The other 83 percent prefer hybrid working instead, a mix of office work and home office. This change also means that labour law has to be adapted accordingly. In particular, the German Trade Union Confederation (DGB) appeals to ensure that employees working from home must not be cut off from joint representation vis-à-vis superiors. Accordingly, according to the DGB, it is also necessary to take this component into account in the modernisation of labour rights, so that works councils also have a digital right of access for employee representatives.

The fact that mobile working is here to stay should no longer be dismissed. It is now much more exciting to see what further changes will take place.

3. Advantages of working

From home Working from home offers numerous advantages for both employers and employees. Mobile working has the advantage that you can save significantly on travel costs and experience a great deal of time savings: no traffic jams, no searching for a parking space before and after work and no waiting at bus stops. At least as great is the advantage that you can work according to your own biorhythm. In the home office, you can arrange your own working hours, as long as there are no virtual appointments. In line with this, the freedom of choice in the work area also increases:

If a dress code forces employees to wear long trousers in summer, you can comfortably wear short trousers from home. There are also advantages for employers: The higher the proportion of employees who regularly work from home, the lower the workload in the office. Here, the company not only saves on electricity or heating costs, but can also think about renting a smaller office space. This not only results in monetary advantages, but also increases one’s own employer attractiveness with the offer of mobile working. Many employees see this flexibility as a vote of confidence. A general advantage is the environmental aspect:

If you work from home, for example, you don’t have to drive to work by car and cause correspondingly fewer CO2 emissions. A report by the Institute of Applied Ergonomics confirms this thesis: If ten percent of the workforce were to work from home one day a week, around 4.5 billion kilometers of commuting distance and thus about 850 million kilograms of CO2 could be saved per year.

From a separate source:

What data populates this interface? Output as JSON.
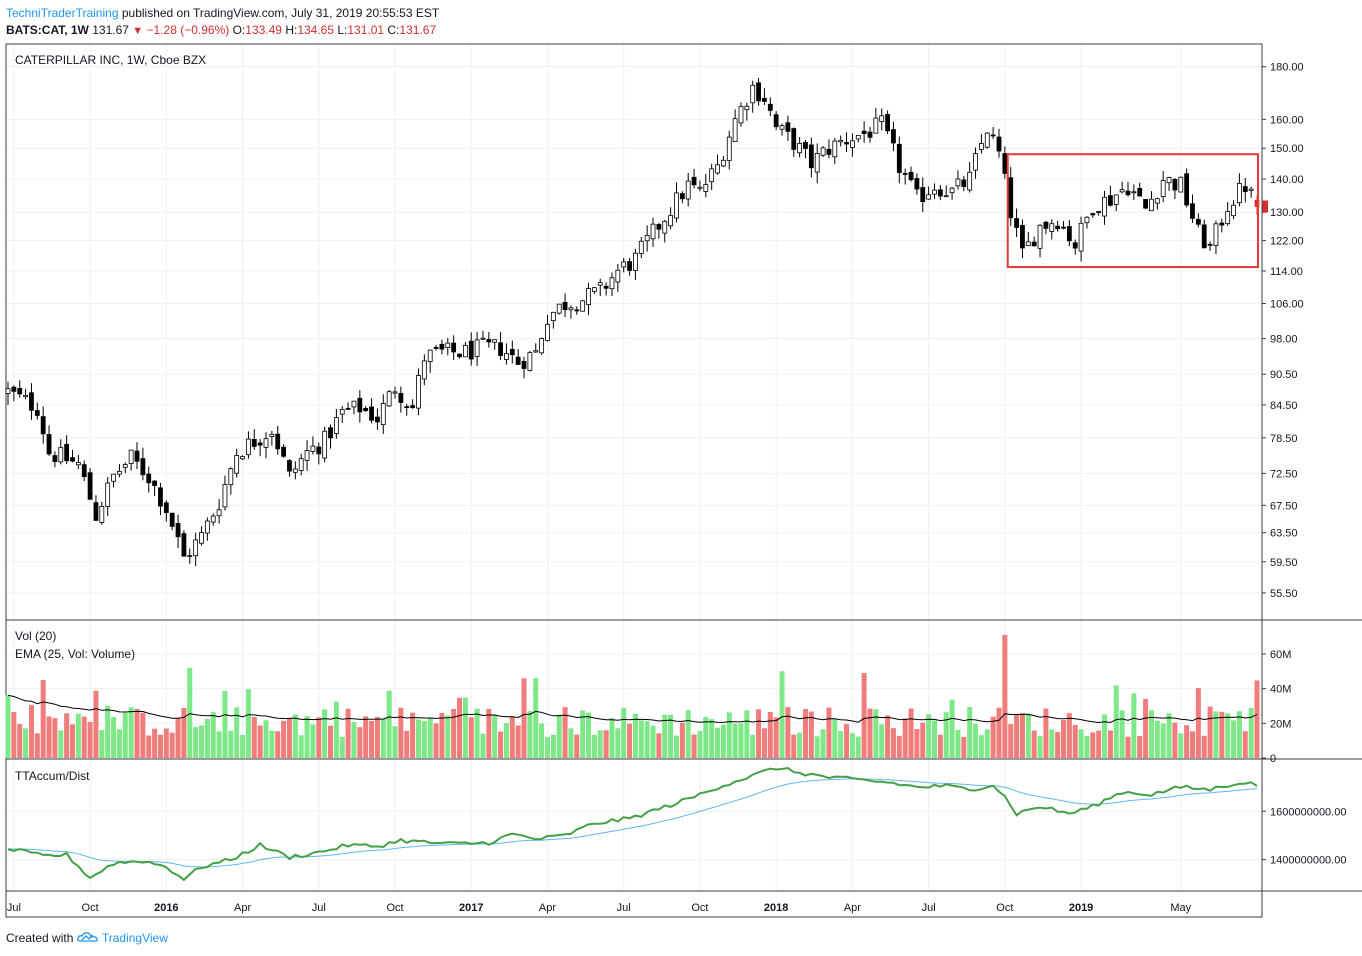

4. Disadvantages of working

From home An important prerequisite for successful mobile working is self-discipline. If this is not sufficiently available, the previously mentioned advantages (working according to biorhythms, etc.) quickly develop into disadvantages that sustainably deteriorate productivity and thus the work results. Mobile working poses organizational challenges, especially for parents. Toddlers in particular find it difficult to understand why mom or dad now have to sit at their laptop or have long conversations on the phone.

This can lead to stressful interruptions during important meetings. In addition, another disadvantage is social isolation. Instead of eating lunch together, you eat alone in front of your laptop. The typical office conversations are also no longer necessary. For example, many also miss the direct contact with colleagues, which is lost despite the virtual meetings.

Ultimately, it is both the employer’s job and your own job to find a healthy balance between working from home and working in the office. If the framework conditions are right, nothing stands in the way of the new, mobile working age.